At the time of the Reformation, there was a movement that believed the ‘moderate reforms” of Martin Luther and the Evangelicals (later commonly called ‘Lutherans’), did not go far enough in distancing themselves from the Catholic Church. Rather, they wanted to throw off the “yoke of Rome” and jettison anything that reminded them of the Catholic Church. Lead by Andreas Karlstadt and Ulrich Zwingli, and known later as the Radical Reformation, those reformers believed that since the Catholic Church used images and objects to foster superstitious religious beliefs among the people, they needed to be suspicious of all images and religious objects—they were iconoclasts of varying degree. Many of the radical reformers thought this was related to the way the Catholic Church understood and emphasized the visible and material parts of the Church. So, for example, they could be suspicious of statues and paintings, holy water, relics, crossing oneself, genuflecting and so on. You will recognize that some of these abuses were also done away with in the Lutheran churches. However, as an example of how the radical reformers, and later John Calvin among others, could (and would) take things too far, many of them also saw the doctrine of the Real Presence as part of the superstitious belief of the Catholic Church.
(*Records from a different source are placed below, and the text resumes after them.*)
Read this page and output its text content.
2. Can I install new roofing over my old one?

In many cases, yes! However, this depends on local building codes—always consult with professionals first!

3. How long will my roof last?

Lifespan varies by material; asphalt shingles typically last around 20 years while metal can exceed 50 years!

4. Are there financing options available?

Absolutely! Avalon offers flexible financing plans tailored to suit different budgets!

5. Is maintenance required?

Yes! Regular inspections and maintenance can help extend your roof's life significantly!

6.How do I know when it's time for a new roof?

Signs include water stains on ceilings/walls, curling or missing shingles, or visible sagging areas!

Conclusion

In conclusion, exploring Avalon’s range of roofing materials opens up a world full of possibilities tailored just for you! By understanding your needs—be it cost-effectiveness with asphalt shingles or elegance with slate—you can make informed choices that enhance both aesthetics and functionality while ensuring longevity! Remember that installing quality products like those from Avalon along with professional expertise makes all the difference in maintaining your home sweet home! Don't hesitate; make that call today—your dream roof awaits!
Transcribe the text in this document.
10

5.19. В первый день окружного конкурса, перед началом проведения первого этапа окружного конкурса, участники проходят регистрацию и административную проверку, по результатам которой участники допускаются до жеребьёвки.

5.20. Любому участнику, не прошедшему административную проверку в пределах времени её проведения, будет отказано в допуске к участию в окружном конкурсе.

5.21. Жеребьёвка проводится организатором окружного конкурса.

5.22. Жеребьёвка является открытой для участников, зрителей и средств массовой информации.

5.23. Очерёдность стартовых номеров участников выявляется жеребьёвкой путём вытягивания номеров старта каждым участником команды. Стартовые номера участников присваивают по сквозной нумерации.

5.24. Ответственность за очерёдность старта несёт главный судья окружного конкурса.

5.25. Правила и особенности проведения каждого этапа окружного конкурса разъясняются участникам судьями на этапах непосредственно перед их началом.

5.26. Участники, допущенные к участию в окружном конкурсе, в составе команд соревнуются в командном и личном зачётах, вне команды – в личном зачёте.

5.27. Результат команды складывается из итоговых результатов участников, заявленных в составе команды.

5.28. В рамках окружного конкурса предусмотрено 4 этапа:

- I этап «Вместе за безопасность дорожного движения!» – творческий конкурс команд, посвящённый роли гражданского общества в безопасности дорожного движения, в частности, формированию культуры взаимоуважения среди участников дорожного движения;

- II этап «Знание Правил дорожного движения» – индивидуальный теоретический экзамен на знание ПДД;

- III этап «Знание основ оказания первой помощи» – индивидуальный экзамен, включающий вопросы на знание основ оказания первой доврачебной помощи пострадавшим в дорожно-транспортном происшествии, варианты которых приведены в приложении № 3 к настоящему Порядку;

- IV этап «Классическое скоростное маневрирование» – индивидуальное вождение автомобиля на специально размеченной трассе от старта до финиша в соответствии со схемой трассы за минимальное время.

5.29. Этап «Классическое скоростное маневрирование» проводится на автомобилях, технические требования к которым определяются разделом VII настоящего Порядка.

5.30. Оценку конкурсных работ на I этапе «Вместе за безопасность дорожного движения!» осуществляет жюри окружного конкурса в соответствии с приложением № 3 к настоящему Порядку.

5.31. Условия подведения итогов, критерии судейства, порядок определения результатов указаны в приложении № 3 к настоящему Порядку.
While the Lutherans retained the use of the crucifix, many of the abuses surrounding it were reformed. For example, the Catholic Church’s mandated devotion and prayer before the crucifix (which is seen as sacramental) is abolished. Crucifixes, not plain crosses, are seen everywhere in Lutheran churches throughout the world. Only in America, where Lutheranism came under the influence of Calvinism, is the plain cross seen as preferred.


American Protestants object to the crucifix because it is Roman Catholic and to condone or display the crucifix is to make a statement in favor of Catholicism. For many, the issue of cross vs. crucifix now simply distinguishes between Catholic and Protestant. No American Protestant would want to be identified as a Catholic. I think most Lutherans have historical amnesia and don’t know why they do or don’t many things, this issue among them. 

The reality is that historically, the use of the empty cross alone is simply not part of Lutheran practice.